Сквозь расщелину я видел, как он выпрямился и исчез в темноте.
— Стой!
Почти полчаса я пытался отодвинуть все валуны. И обессилил. Но, понимая, что он, скорее всего, уже кормит червей, стало гораздо проще.
Теперь я могу рассчитывать лишь на себя. Быть может, не обязательно их воскрешать?
Без страха, без протеста и сожаления — я блуждал по извилистым коридорам, пока не вышел к ужасной развилке. Ещё раз меня привлёк неспокойный шёпот и зов. О, в преддверии смерти я стал честнее с собой. И оставил сомнение позади.
На заплесневевших стенах прослеживались следы ожесточённых баталий. По запёкшейся крови вырисовывались картины сражений, а их результат — в беспорядочно разбросанных костях и внутренних органах, наполовину разложившихся по воле беспощадного времени, наполовину — съеденных крысами. Я наступил на чьё-то остывшее сердце и произнёс несколько слов на неизвестном мне языке.
Тогда же раздались демонические звуки. Слишком грубые, чтобы назвать их чем-то возвышенным, или хотя бы относительно мелодичным. Вокруг алтаря собирались аморфные тела с бледной мерцающей кожей, отдающей чем-то, наподобие озёрной голубизны и иссиня-серой волны до прибоя.
Можно было подумать, что эти создания были тайными стражами, на самом деле, они лишь скитались впотьмах — в поисках пищи, чтобы удовлетворить свою ненасытную утробу. Обречённое бессознательное напоминало ещё игру молоточка на человеческом позвонке, неритмично, но бодро.
Источник безумия! Вот он! Усыпанный мраморной пылью и чувственным ужасом, как нечто, принесённое с далёких звёзд и незримых планид (на самом деле, так и было, ведь ужас, пришедший из тёмных, едва различимых глубин был чем-то большим, чем просто пробудившаяся антиформа или куратор первородного хаоса).
Поймал себя на мысли, что это зрелище, приветливая бездна, — лучше вод Стикса и Ахерона, причём вместе взятых, — естественнее, как ненасытное абсолютное Ничто. Никаких сожалений, никаких исключений, аргументация к пафосу в надежде заслужить порцию засохших остатков. Свежевать. Выпотрошить. Измельчить.
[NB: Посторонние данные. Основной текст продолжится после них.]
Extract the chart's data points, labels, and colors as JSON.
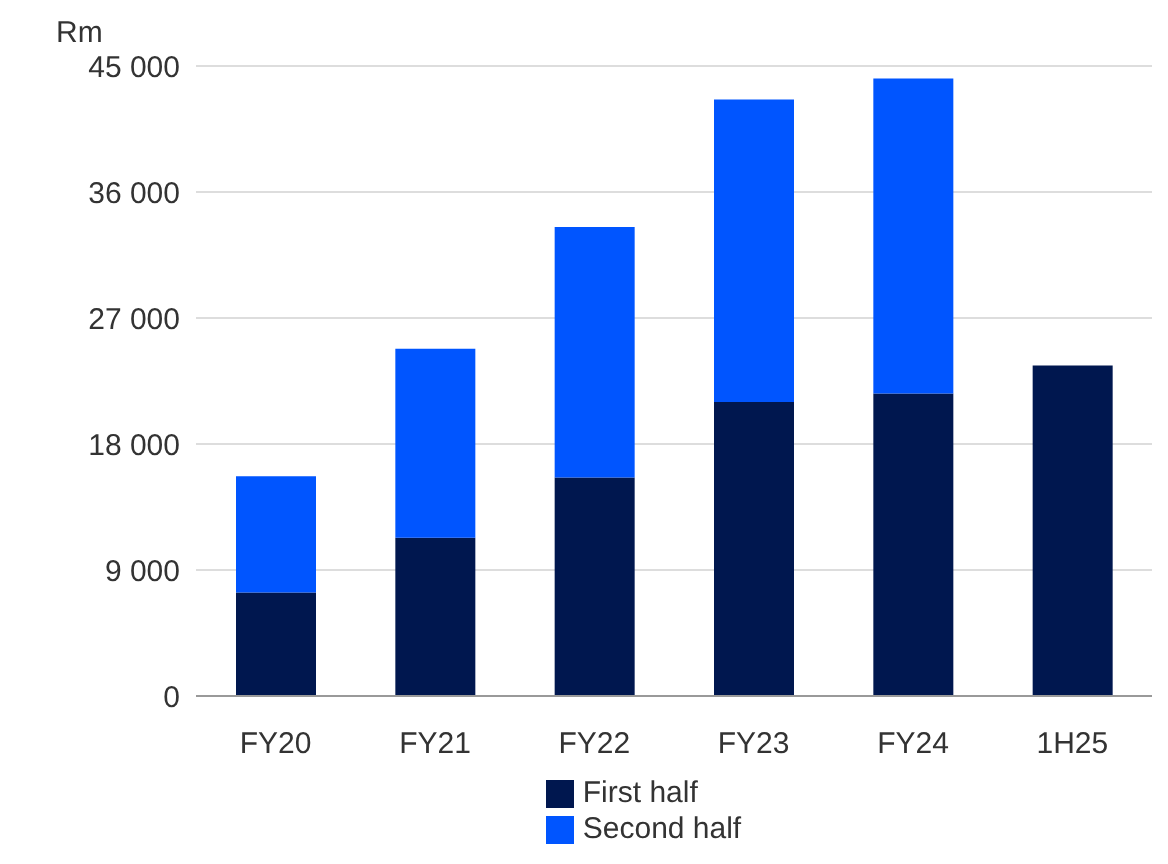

«Sub sua propria specie». Теперь даже ощущение, что кто-то недоброжелательно поглаживает мой оголённый череп, а я смотрю со стороны и сквозь, — не могло вывести меня из зоны комфорта. И лишь водянистый взгляд в темноте, вернее, на островке света, позволял мне смаковать сакральное восприятие космоса и, сквозь него, — голоса. Совершенно извне.
Звучание то приостанавливалось, то переходило к откровенному крику и тёмной архаике. И я, как нулевой пациент негативного экзистенциализма, слушал и видел нечто, что недоступно человеческому восприятию, эмпиризм, равно, как и сенсуализм, — поспешная проба! Это явственное, что мы стремимся всячески побороть, пробирается глубже, как раздосадованный пиит или аспект полусна.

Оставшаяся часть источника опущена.